Elle trouble même les esprits les plus riches, leur faisant juger inapplicables des solutions accessibles, et possibles des idées saugrenues. Un sociologue, Gérald Bronner (1), soutient que la production gigantesque et sans cesse croissante d’informations invérifiables sur l’Internet et leur accès immédiat et universel permettent aux croyances, les plus bizarres parfois, de se répandre en épidémie et de s’ancrer dans bien des esprits.
Notre actualité est riche de ces erreurs de perspective, de ces hagiographies infondées, de ces condamnations expéditives. Ni Dieu ni Diable, Hugo Chavez est un tribun populiste qui finançait ses généreuses idées par la manne pétrolière, mais sans construire une économie solide capable de garantir une durable redistribution.

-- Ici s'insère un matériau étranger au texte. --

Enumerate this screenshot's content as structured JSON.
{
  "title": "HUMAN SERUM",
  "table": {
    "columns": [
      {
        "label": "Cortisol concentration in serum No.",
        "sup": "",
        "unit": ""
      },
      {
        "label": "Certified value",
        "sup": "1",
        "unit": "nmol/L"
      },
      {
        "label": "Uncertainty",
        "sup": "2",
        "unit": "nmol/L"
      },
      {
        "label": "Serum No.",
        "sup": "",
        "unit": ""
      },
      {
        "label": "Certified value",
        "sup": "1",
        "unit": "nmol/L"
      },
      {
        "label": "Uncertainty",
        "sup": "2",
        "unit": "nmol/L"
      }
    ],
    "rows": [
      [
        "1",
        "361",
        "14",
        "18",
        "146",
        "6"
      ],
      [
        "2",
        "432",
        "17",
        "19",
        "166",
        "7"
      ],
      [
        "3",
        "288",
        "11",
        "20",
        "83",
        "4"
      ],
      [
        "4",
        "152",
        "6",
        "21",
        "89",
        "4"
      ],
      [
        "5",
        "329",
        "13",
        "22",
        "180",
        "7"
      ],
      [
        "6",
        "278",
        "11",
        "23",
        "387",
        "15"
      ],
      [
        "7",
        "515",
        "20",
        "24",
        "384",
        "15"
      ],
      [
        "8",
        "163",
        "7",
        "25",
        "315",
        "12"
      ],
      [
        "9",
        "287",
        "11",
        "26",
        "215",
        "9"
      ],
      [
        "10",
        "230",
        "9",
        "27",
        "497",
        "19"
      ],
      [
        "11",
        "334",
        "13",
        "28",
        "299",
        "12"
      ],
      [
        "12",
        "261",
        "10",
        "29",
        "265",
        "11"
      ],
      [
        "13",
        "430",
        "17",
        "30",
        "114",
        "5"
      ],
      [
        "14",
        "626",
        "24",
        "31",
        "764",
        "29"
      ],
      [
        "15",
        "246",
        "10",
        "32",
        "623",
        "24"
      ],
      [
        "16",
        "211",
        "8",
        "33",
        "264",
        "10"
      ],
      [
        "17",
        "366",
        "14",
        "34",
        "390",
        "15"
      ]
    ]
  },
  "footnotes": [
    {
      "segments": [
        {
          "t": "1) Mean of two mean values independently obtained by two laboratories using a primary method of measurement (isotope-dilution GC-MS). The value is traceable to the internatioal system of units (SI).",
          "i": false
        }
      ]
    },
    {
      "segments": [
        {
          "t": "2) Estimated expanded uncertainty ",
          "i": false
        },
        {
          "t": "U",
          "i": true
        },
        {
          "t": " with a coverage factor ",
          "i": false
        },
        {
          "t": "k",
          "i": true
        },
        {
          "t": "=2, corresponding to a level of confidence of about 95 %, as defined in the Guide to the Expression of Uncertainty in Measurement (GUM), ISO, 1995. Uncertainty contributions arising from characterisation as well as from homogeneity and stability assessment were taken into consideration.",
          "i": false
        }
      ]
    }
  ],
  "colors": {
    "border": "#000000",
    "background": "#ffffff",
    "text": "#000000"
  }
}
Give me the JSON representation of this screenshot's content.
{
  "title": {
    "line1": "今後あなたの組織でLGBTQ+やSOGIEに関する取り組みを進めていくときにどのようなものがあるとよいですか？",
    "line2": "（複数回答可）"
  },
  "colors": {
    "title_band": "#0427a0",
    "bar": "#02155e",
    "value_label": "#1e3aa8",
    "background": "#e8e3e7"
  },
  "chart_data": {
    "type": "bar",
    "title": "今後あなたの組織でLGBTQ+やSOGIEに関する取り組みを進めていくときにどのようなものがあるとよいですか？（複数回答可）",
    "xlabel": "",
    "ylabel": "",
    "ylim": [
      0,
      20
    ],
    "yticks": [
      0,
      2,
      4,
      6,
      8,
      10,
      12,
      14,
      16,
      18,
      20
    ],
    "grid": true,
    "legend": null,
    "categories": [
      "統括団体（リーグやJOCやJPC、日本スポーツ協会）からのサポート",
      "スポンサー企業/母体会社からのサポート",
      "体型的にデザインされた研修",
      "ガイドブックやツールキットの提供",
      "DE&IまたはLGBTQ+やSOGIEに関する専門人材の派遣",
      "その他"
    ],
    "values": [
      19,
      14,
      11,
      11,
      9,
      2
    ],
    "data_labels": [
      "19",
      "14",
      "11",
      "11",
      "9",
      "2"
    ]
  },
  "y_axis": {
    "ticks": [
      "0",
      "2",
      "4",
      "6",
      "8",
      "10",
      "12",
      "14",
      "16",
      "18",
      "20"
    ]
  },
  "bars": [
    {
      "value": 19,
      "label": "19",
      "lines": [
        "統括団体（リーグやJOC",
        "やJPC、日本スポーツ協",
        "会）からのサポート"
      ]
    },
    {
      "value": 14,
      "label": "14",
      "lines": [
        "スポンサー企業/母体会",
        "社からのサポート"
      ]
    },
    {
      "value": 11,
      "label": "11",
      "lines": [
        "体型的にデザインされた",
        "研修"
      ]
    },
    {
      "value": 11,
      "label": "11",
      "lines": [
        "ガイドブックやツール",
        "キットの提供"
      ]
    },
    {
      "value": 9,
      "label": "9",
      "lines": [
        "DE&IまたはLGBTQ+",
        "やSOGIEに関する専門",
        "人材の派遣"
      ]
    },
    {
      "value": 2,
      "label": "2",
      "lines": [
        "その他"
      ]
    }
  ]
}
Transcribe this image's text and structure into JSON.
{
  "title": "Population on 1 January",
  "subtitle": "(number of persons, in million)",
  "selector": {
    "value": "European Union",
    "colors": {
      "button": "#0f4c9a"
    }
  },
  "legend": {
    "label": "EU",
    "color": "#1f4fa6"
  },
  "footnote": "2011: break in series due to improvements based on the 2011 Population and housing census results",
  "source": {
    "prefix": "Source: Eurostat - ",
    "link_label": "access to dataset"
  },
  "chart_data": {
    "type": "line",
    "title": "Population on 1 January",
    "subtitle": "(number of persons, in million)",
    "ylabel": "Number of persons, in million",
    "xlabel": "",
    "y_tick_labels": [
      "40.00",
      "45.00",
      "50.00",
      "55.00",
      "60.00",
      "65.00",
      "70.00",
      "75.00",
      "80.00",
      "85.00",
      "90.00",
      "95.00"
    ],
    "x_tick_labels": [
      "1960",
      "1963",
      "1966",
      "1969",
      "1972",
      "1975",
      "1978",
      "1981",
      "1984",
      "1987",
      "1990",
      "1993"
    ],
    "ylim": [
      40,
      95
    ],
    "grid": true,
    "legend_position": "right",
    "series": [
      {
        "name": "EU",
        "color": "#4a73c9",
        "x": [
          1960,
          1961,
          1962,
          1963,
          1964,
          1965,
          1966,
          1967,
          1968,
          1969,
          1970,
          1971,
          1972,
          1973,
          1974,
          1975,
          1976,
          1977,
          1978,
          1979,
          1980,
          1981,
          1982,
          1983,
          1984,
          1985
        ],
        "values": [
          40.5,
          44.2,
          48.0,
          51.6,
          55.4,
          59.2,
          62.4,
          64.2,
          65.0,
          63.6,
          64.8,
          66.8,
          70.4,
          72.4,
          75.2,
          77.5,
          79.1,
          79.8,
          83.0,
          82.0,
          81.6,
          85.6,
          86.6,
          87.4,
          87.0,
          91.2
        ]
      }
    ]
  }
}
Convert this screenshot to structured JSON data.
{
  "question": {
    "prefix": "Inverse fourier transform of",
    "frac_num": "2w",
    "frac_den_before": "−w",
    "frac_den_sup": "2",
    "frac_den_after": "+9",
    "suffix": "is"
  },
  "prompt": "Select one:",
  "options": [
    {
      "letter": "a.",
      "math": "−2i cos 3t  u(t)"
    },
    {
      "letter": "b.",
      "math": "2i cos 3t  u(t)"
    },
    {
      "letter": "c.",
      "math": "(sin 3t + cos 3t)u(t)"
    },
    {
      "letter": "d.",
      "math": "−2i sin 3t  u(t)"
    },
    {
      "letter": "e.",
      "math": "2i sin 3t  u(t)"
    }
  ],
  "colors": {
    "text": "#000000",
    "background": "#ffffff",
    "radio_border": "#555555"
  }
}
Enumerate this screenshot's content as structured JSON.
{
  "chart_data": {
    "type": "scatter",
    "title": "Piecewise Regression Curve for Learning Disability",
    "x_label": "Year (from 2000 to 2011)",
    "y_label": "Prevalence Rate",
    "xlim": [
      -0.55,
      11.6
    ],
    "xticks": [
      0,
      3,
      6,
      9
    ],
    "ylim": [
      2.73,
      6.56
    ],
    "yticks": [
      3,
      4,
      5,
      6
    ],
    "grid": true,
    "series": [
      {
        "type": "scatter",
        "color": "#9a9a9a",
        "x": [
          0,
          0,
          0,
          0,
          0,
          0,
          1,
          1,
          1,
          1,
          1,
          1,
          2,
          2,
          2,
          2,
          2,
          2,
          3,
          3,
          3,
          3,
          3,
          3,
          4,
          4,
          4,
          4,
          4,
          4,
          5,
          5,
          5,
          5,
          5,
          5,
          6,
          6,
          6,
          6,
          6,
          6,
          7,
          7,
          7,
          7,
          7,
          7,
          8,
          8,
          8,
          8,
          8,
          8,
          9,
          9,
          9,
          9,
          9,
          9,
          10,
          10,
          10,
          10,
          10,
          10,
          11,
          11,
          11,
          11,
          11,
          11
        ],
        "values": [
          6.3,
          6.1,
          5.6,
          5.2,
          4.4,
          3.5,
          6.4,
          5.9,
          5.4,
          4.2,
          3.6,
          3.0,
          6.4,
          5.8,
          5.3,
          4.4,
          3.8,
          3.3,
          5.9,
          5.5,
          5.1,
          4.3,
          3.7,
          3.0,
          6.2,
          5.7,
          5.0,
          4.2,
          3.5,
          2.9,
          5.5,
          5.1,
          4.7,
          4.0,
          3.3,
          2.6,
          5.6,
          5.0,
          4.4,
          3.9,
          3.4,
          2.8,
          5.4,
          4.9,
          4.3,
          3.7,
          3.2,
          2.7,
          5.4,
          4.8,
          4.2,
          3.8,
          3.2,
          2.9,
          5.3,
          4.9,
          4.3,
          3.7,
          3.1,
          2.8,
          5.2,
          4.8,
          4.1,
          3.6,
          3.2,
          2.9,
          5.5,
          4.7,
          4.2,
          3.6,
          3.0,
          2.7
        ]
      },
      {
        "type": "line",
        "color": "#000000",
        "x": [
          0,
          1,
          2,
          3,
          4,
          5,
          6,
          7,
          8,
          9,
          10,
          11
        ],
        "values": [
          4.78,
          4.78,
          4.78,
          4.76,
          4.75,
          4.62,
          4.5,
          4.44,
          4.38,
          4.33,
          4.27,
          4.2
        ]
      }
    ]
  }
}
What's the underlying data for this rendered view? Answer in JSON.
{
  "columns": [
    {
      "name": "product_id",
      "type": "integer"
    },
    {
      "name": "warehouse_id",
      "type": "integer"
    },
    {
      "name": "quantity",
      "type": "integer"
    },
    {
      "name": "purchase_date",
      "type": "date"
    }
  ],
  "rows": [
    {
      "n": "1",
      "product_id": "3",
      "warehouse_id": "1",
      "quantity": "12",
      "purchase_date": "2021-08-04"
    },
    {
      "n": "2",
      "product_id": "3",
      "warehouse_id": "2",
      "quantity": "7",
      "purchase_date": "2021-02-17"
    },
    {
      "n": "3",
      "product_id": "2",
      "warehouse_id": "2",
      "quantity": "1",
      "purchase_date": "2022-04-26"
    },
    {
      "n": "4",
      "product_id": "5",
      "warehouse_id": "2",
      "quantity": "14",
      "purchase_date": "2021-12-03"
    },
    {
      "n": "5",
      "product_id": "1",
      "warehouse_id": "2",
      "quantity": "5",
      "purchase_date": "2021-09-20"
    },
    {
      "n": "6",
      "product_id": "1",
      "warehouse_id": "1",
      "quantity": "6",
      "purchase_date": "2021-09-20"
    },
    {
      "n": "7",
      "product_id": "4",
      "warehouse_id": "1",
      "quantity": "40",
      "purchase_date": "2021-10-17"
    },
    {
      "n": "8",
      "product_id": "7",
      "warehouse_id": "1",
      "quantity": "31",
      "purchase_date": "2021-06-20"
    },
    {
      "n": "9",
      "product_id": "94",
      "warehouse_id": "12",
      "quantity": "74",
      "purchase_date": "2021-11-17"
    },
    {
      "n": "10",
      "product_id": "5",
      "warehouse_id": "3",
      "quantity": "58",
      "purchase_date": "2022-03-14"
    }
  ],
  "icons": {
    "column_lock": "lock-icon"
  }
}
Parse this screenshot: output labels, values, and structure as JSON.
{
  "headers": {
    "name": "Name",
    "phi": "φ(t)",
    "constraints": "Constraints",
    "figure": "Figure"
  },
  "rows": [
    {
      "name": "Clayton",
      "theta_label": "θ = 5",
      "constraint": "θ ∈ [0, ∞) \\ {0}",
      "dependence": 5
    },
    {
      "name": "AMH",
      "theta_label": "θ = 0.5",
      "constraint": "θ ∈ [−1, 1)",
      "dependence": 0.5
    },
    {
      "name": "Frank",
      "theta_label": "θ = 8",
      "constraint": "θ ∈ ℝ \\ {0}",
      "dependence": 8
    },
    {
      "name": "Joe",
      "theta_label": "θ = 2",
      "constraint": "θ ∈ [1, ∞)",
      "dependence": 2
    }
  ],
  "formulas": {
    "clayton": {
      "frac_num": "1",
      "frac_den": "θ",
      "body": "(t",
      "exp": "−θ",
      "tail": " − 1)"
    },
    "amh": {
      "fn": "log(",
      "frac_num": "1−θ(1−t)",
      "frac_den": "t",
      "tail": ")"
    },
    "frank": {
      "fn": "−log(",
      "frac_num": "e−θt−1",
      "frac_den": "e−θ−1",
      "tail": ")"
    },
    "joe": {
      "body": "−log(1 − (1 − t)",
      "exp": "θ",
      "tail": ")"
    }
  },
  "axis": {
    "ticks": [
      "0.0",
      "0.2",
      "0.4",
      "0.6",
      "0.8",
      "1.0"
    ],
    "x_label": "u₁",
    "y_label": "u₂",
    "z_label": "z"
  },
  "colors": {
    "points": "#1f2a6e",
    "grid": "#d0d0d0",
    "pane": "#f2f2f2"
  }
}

Stéphane Hessel était un honnête homme et un esprit brillant, mais rien dans sa vie ni son oeuvre ne le désigne pour entrer au Panthéon ou pour la béatification.
Marcela Iacub n’est ni un monstre ni une sorcière, mais une intellectuelle à la pensée riche et paradoxale. Que certains illuminés imaginent une Terre plate ne gêne pas grand monde. Que d’autres croient que les autorités américaines ont piégé les tours du World Trade Center inquiète davantage, et en dit long sur l’altération du jugement que provoque un aveuglement idéologique. D’autant qu’ils pourront nourrir leur suspicion à partir de véritables opérations de désinformation, comme les fausses preuves de l’existence des armes de destruction massive en Irak.
La persistance de la crise en Europe ouvre des boulevards aux démagogues et aux manipulateurs. Qu’ils entrent dans les parlements ou fassent descendre des foules dans la rue, ils sapent progressivement les fondements de la démocratie en s’appuyant sur notre fâcheuse et très ancienne propension à la crédulité.